Accordingly, the probation violation warrant issued by the administrator of the state division of corrections was not a constitutional warrant, and an officer executing such warrant had only the authority to bring the person before the correction authorities. Officers are not clothed with the broad scope of power that is vested in a police officer when there has been a judicial predetermination of probable cause to arrest.
Since the ultimate authority to make the entry was on the basis of the information received on the scene, the scope of the power of an officer executing an administrative warrant is not an issue in this case. We merely point out that the question of what powers are given to a police officer who serves an administrative pickup warrant is not to be disposed of conclusively by the majority’s summary dicta — particularly in a case where the probable cause for the entry was made upon information not furnished by the complaint or warrant.

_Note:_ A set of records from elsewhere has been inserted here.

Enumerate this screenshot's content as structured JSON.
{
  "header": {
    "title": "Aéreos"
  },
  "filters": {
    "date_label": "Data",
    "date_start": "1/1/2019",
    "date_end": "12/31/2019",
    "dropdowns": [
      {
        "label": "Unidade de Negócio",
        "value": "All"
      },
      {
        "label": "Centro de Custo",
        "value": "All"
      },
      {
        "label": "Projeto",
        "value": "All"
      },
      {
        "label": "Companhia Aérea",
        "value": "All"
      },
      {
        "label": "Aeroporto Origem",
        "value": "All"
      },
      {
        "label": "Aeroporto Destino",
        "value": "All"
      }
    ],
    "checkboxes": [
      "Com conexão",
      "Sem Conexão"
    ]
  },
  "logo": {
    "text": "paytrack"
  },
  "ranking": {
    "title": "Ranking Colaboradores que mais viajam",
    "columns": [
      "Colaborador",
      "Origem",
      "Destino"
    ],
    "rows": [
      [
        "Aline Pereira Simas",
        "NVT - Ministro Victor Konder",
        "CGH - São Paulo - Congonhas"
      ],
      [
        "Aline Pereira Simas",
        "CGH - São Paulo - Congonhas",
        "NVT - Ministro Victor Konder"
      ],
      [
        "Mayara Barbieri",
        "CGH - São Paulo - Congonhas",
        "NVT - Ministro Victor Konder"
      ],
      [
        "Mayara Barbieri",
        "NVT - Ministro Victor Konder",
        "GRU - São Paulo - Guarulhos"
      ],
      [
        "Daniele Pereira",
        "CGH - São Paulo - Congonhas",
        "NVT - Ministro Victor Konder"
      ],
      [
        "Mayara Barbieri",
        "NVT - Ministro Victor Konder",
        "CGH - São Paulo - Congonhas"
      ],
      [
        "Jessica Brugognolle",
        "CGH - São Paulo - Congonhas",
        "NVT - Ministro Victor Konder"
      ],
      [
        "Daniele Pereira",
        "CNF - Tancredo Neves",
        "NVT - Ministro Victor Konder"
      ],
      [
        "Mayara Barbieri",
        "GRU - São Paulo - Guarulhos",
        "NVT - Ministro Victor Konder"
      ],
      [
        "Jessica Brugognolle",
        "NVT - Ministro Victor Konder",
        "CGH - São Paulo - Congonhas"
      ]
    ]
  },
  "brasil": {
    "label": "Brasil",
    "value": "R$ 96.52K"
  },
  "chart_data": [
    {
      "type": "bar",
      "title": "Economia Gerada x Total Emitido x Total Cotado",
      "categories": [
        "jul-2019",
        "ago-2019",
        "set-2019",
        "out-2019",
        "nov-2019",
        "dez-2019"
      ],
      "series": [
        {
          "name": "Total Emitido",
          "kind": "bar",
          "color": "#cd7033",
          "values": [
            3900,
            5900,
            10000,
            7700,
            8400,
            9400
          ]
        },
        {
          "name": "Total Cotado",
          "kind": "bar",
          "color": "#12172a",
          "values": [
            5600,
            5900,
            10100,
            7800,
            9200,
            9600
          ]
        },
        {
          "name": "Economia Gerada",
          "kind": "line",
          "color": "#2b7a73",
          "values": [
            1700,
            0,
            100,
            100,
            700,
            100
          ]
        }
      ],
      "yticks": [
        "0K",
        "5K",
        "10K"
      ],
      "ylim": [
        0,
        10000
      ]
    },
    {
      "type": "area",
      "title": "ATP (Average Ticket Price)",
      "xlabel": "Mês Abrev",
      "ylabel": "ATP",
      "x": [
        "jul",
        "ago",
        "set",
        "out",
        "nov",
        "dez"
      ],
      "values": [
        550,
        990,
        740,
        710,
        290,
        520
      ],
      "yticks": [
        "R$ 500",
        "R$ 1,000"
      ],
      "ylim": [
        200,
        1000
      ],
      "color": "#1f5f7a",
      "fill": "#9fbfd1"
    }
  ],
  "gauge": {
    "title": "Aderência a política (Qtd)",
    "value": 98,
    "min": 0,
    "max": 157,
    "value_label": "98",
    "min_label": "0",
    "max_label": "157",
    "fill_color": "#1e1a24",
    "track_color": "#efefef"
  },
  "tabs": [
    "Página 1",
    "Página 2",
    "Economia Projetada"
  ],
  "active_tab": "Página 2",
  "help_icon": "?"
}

The majority has approved of incompetent and unprofessional police practices. It is such ill-advised and unplanned police forays into the privacy of others that Tucker, relied upon by the majority, seeks to deter. The majority opinion takes the position that a police officer, armed with ignorance, can rummage through a home and look through its rooms to secure the information which he should have had before any attempt was made to execute the warrant. In this case, it was not merely a matter of “what you don’t know doesn’t hurt you,” but what the police officers did not know, in the majority’s view, apparently gave them leave to conduct an examina*534tion of the premises which they would not have had the right to do if they had complied with the fourth amendment standard that requires a person subject to arrest to be described “particularly.”
The trial judge properly suppressed the evidence. I would affirm.
I am authorized to state that Mr. Chief Justice Wilkie and Mr. Justice Day join in this dissent.